Bistable Ring PUFs and Compositions¶

Simulation of all flavors of Bistable Ring PUFs in pypuf are based on a model based in linear threshold functions. This model was found to describe Bistable Rings and Twisted Bistable Rings quite well [XRHB15]. Notice that the Bistable Ring PUF simulation in pypuf is based on a model derived from successful modeling attacks [XRHB15] rather than a physically motivated model.

Warning

pypuf is currently unaware of how physical intrinsics of Bistable Rings are generated in the PUF manufacturing process, hence passing of predetermined weights is mandatory for instantiating any bistable ring PUF.

Note

pypuf uses \(\{-1,1\}\) to represent bit values in Bistable Ring PUF simulations, for both challenges and responses.

Note

All bistable ring PUF simulations in pypuf use numpy.int8 to represent bit values, i.e. for each challenge or response bit, one byte of memory is allocated. While inefficient in terms of required memory, this provides faster evaluation performance than storing one logical bit in one bit of memory.

Bistable Ring PUF¶

The Bistable Ring PUF was proposed as an FPGA-friendly Strong PUF design [CCLSR11].
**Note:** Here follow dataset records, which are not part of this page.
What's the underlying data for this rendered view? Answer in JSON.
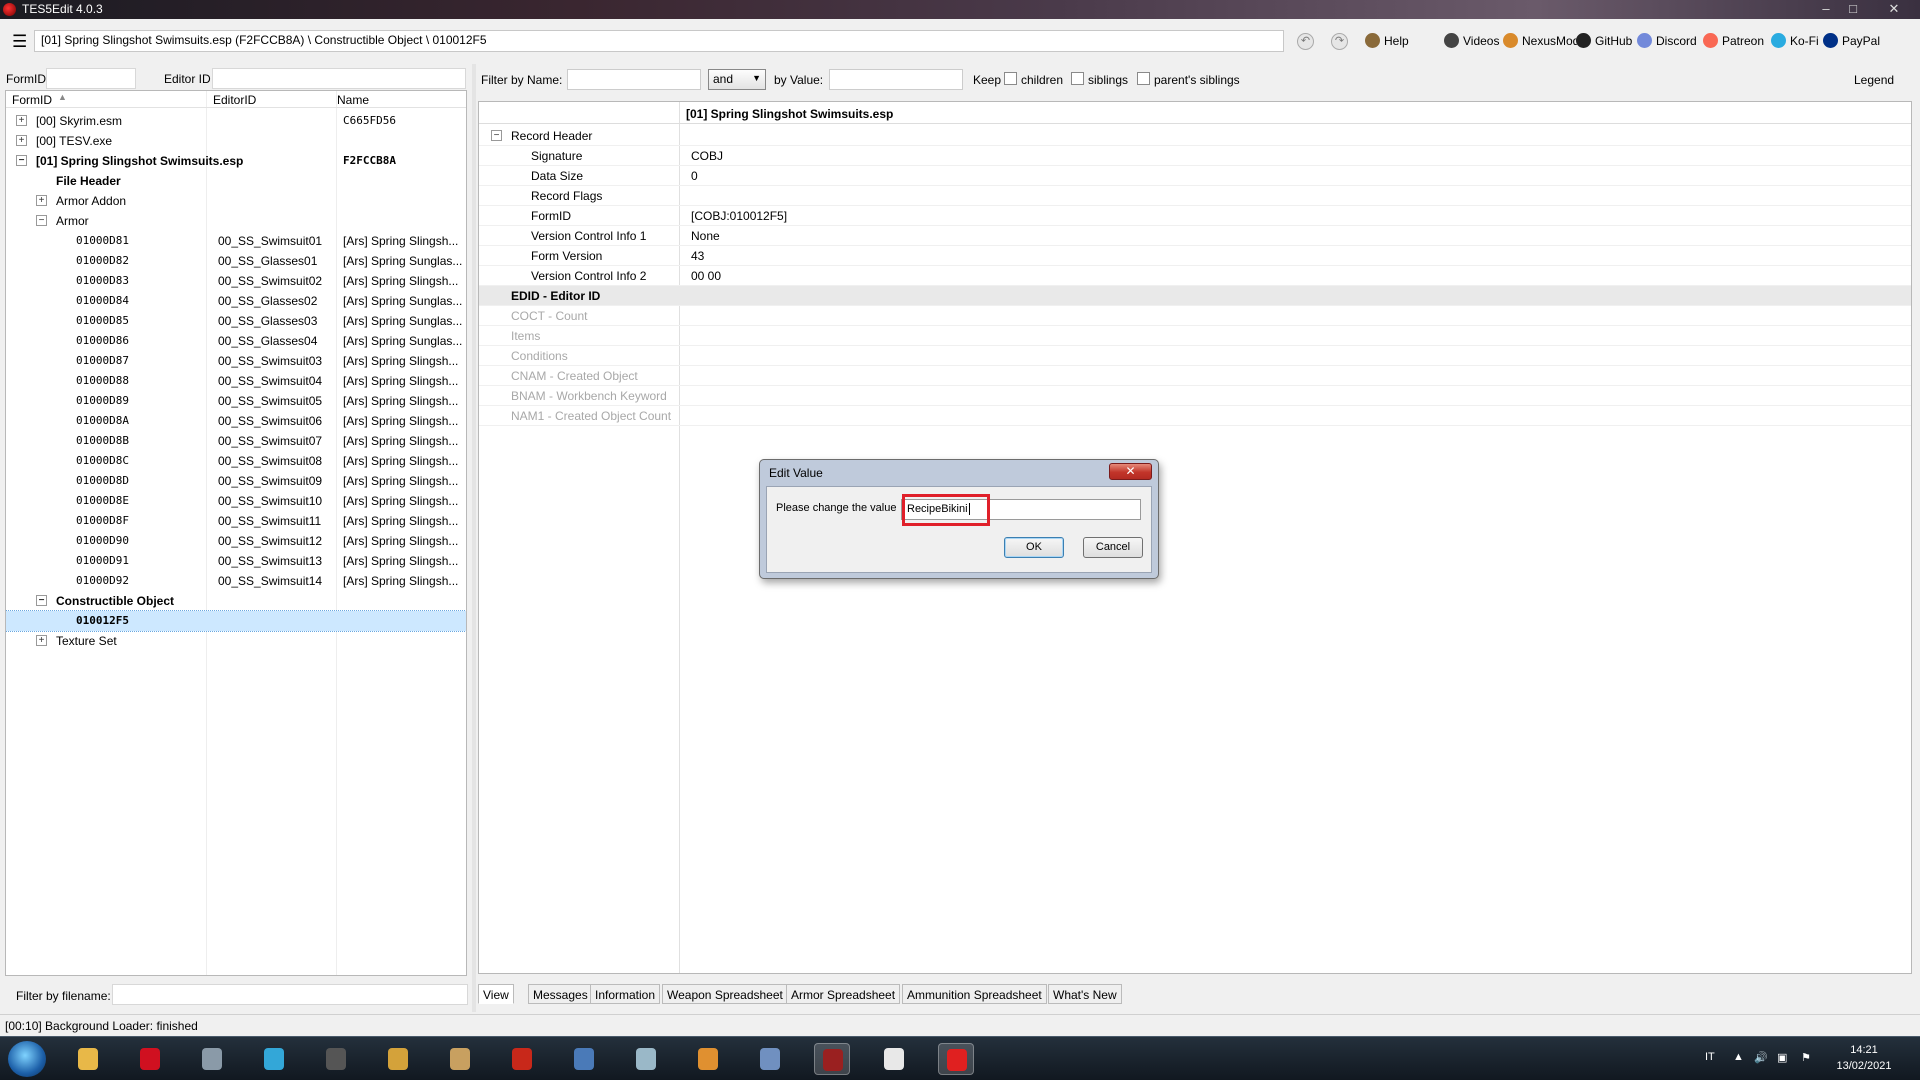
{
  "window": {
    "title": "TES5Edit 4.0.3"
  },
  "toolbar": {
    "path": "[01] Spring Slingshot Swimsuits.esp (F2FCCB8A) \\ Constructible Object \\ 010012F5",
    "links": [
      {
        "label": "Help",
        "icon": "book-icon",
        "color": "#8a6a3a"
      },
      {
        "label": "Videos",
        "icon": "film-icon",
        "color": "#444444"
      },
      {
        "label": "NexusMods",
        "icon": "nexus-icon",
        "color": "#d98a2b"
      },
      {
        "label": "GitHub",
        "icon": "github-icon",
        "color": "#222222"
      },
      {
        "label": "Discord",
        "icon": "discord-icon",
        "color": "#7289da"
      },
      {
        "label": "Patreon",
        "icon": "patreon-icon",
        "color": "#f96854"
      },
      {
        "label": "Ko-Fi",
        "icon": "kofi-icon",
        "color": "#29abe0"
      },
      {
        "label": "PayPal",
        "icon": "paypal-icon",
        "color": "#003087"
      }
    ]
  },
  "left": {
    "formid_label": "FormID",
    "editorid_label": "Editor ID",
    "columns": {
      "formid": "FormID",
      "editorid": "EditorID",
      "name": "Name"
    },
    "filter_filename_label": "Filter by filename:",
    "tree": [
      {
        "formid": "[00] Skyrim.esm",
        "editorid": "",
        "name": "C665FD56",
        "level": 0,
        "expander": "+",
        "bold": false
      },
      {
        "formid": "[00] TESV.exe",
        "editorid": "",
        "name": "",
        "level": 0,
        "expander": "+",
        "bold": false
      },
      {
        "formid": "[01] Spring Slingshot Swimsuits.esp",
        "editorid": "",
        "name": "F2FCCB8A",
        "level": 0,
        "expander": "-",
        "bold": true
      },
      {
        "formid": "File Header",
        "editorid": "",
        "name": "",
        "level": 1,
        "expander": "",
        "bold": true
      },
      {
        "formid": "Armor Addon",
        "editorid": "",
        "name": "",
        "level": 1,
        "expander": "+",
        "bold": false
      },
      {
        "formid": "Armor",
        "editorid": "",
        "name": "",
        "level": 1,
        "expander": "-",
        "bold": false
      },
      {
        "formid": "01000D81",
        "editorid": "00_SS_Swimsuit01",
        "name": "[Ars] Spring Slingsh...",
        "level": 2,
        "expander": "",
        "bold": false
      },
      {
        "formid": "01000D82",
        "editorid": "00_SS_Glasses01",
        "name": "[Ars] Spring Sunglas...",
        "level": 2,
        "expander": "",
        "bold": false
      },
      {
        "formid": "01000D83",
        "editorid": "00_SS_Swimsuit02",
        "name": "[Ars] Spring Slingsh...",
        "level": 2,
        "expander": "",
        "bold": false
      },
      {
        "formid": "01000D84",
        "editorid": "00_SS_Glasses02",
        "name": "[Ars] Spring Sunglas...",
        "level": 2,
        "expander": "",
        "bold": false
      },
      {
        "formid": "01000D85",
        "editorid": "00_SS_Glasses03",
        "name": "[Ars] Spring Sunglas...",
        "level": 2,
        "expander": "",
        "bold": false
      },
      {
        "formid": "01000D86",
        "editorid": "00_SS_Glasses04",
        "name": "[Ars] Spring Sunglas...",
        "level": 2,
        "expander": "",
        "bold": false
      },
      {
        "formid": "01000D87",
        "editorid": "00_SS_Swimsuit03",
        "name": "[Ars] Spring Slingsh...",
        "level": 2,
        "expander": "",
        "bold": false
      },
      {
        "formid": "01000D88",
        "editorid": "00_SS_Swimsuit04",
        "name": "[Ars] Spring Slingsh...",
        "level": 2,
        "expander": "",
        "bold": false
      },
      {
        "formid": "01000D89",
        "editorid": "00_SS_Swimsuit05",
        "name": "[Ars] Spring Slingsh...",
        "level": 2,
        "expander": "",
        "bold": false
      },
      {
        "formid": "01000D8A",
        "editorid": "00_SS_Swimsuit06",
        "name": "[Ars] Spring Slingsh...",
        "level": 2,
        "expander": "",
        "bold": false
      },
      {
        "formid": "01000D8B",
        "editorid": "00_SS_Swimsuit07",
        "name": "[Ars] Spring Slingsh...",
        "level": 2,
        "expander": "",
        "bold": false
      },
      {
        "formid": "01000D8C",
        "editorid": "00_SS_Swimsuit08",
        "name": "[Ars] Spring Slingsh...",
        "level": 2,
        "expander": "",
        "bold": false
      },
      {
        "formid": "01000D8D",
        "editorid": "00_SS_Swimsuit09",
        "name": "[Ars] Spring Slingsh...",
        "level": 2,
        "expander": "",
        "bold": false
      },
      {
        "formid": "01000D8E",
        "editorid": "00_SS_Swimsuit10",
        "name": "[Ars] Spring Slingsh...",
        "level": 2,
        "expander": "",
        "bold": false
      },
      {
        "formid": "01000D8F",
        "editorid": "00_SS_Swimsuit11",
        "name": "[Ars] Spring Slingsh...",
        "level": 2,
        "expander": "",
        "bold": false
      },
      {
        "formid": "01000D90",
        "editorid": "00_SS_Swimsuit12",
        "name": "[Ars] Spring Slingsh...",
        "level": 2,
        "expander": "",
        "bold": false
      },
      {
        "formid": "01000D91",
        "editorid": "00_SS_Swimsuit13",
        "name": "[Ars] Spring Slingsh...",
        "level": 2,
        "expander": "",
        "bold": false
      },
      {
        "formid": "01000D92",
        "editorid": "00_SS_Swimsuit14",
        "name": "[Ars] Spring Slingsh...",
        "level": 2,
        "expander": "",
        "bold": false
      },
      {
        "formid": "Constructible Object",
        "editorid": "",
        "name": "",
        "level": 1,
        "expander": "-",
        "bold": true
      },
      {
        "formid": "010012F5",
        "editorid": "",
        "name": "",
        "level": 2,
        "expander": "",
        "bold": true,
        "selected": true
      },
      {
        "formid": "Texture Set",
        "editorid": "",
        "name": "",
        "level": 1,
        "expander": "+",
        "bold": false
      }
    ]
  },
  "right": {
    "filter_by_name_label": "Filter by Name:",
    "operator": "and",
    "by_value_label": "by Value:",
    "keep_label": "Keep",
    "children_label": "children",
    "siblings_label": "siblings",
    "parents_siblings_label": "parent's siblings",
    "legend_label": "Legend",
    "file_header": "[01] Spring Slingshot Swimsuits.esp",
    "rows": [
      {
        "label": "Record Header",
        "value": "",
        "level": 0,
        "expander": "-",
        "style": "normal"
      },
      {
        "label": "Signature",
        "value": "COBJ",
        "level": 1,
        "expander": "",
        "style": "normal"
      },
      {
        "label": "Data Size",
        "value": "0",
        "level": 1,
        "expander": "",
        "style": "normal"
      },
      {
        "label": "Record Flags",
        "value": "",
        "level": 1,
        "expander": "",
        "style": "normal"
      },
      {
        "label": "FormID",
        "value": "[COBJ:010012F5]",
        "level": 1,
        "expander": "",
        "style": "normal"
      },
      {
        "label": "Version Control Info 1",
        "value": "None",
        "level": 1,
        "expander": "",
        "style": "normal"
      },
      {
        "label": "Form Version",
        "value": "43",
        "level": 1,
        "expander": "",
        "style": "normal"
      },
      {
        "label": "Version Control Info 2",
        "value": "00 00",
        "level": 1,
        "expander": "",
        "style": "normal"
      },
      {
        "label": "EDID - Editor ID",
        "value": "",
        "level": 0,
        "expander": "",
        "style": "highlight"
      },
      {
        "label": "COCT - Count",
        "value": "",
        "level": 0,
        "expander": "",
        "style": "dim"
      },
      {
        "label": "Items",
        "value": "",
        "level": 0,
        "expander": "",
        "style": "dim"
      },
      {
        "label": "Conditions",
        "value": "",
        "level": 0,
        "expander": "",
        "style": "dim"
      },
      {
        "label": "CNAM - Created Object",
        "value": "",
        "level": 0,
        "expander": "",
        "style": "dim"
      },
      {
        "label": "BNAM - Workbench Keyword",
        "value": "",
        "level": 0,
        "expander": "",
        "style": "dim"
      },
      {
        "label": "NAM1 - Created Object Count",
        "value": "",
        "level": 0,
        "expander": "",
        "style": "dim"
      }
    ],
    "tabs": [
      "View",
      "Messages",
      "Information",
      "Weapon Spreadsheet",
      "Armor Spreadsheet",
      "Ammunition Spreadsheet",
      "What's New"
    ]
  },
  "dialog": {
    "title": "Edit Value",
    "prompt": "Please change the value",
    "value": "RecipeBikini",
    "ok_label": "OK",
    "cancel_label": "Cancel",
    "highlight_color": "#e0202a"
  },
  "status": {
    "text": "[00:10] Background Loader: finished"
  },
  "taskbar": {
    "apps": [
      {
        "icon": "explorer-icon",
        "color": "#e8b848"
      },
      {
        "icon": "opera-icon",
        "color": "#d01020"
      },
      {
        "icon": "media-center-icon",
        "color": "#8a9aa8"
      },
      {
        "icon": "music-icon",
        "color": "#33a7d8"
      },
      {
        "icon": "speaker-icon",
        "color": "#555555"
      },
      {
        "icon": "mod-organizer-icon",
        "color": "#d4a23a"
      },
      {
        "icon": "banner-icon",
        "color": "#c8a060"
      },
      {
        "icon": "filezilla-icon",
        "color": "#c8281a"
      },
      {
        "icon": "ffdec-icon",
        "color": "#4a7ab8"
      },
      {
        "icon": "notepad-icon",
        "color": "#9ab8c8"
      },
      {
        "icon": "puzzle-icon",
        "color": "#e09030"
      },
      {
        "icon": "quill-icon",
        "color": "#7090c0"
      },
      {
        "icon": "tes5edit-icon",
        "color": "#9a2020",
        "active": true
      },
      {
        "icon": "people-icon",
        "color": "#e8e8e8"
      },
      {
        "icon": "opera-gx-icon",
        "color": "#e02020",
        "active": true
      }
    ],
    "lang": "IT",
    "time": "14:21",
    "date": "13/02/2021"
  }
}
pypuf supports simulation of Bistable Rings only without noise, due to the lack of a noise model in the literature. To instantiate a Bistable Ring PUF instance, the challenge length n must be chosen and appropriate weight parameters must be provided. To evaluate challenges, provide a list of challenges to the eval method. For example, to obtain a couple of Challenge-Response-Pairs of an Bistable Ring PUF:

>>> from numpy.random import default_rng
>>> from pypuf.simulation import BistableRingPUF
>>> n = 64
>>> weights = default_rng(1).normal(size=(n+1))  # instead, data should be derived from experimental setup
>>> puf = BistableRingPUF(n=64, weights=weights)
>>> from pypuf.io import ChallengeResponseSet
>>> crps = ChallengeResponseSet.from_simulation(puf, N=3, seed=1)
>>> crps.responses[:, 0, 0]  # first response bit, first query
array([ 1., -1., -1.])

XOR Bistable Ring PUF¶

After successful modeling attacks on the Bistable Ring PUF [SH14], an XORed version of the Bistable Ring PUF was suggested [XRHB15]. Much like the XOR Arbiter PUF, it is a design variant where many Bistable Ring PUFs are instantiated and the parity of the individual responses is given as the final output of the XOR Bistable Ring PUF.

To simulate an 8-XOR 64-bit Bistable Ring PUF, use

>>> from numpy.random import default_rng
>>> from pypuf.simulation import XORBistableRingPUF
>>> k, n = 8, 64
>>> weights = default_rng(1).normal(size=(k, n+1))  # instead, data should be derived from experimental setup
>>> puf = XORBistableRingPUF(n=64, k=8, weights=weights)
>>> from pypuf.io import random_inputs
>>> puf.eval(random_inputs(n=64, N=4, seed=2))
array([ 1,  1,  1, -1], dtype=int8)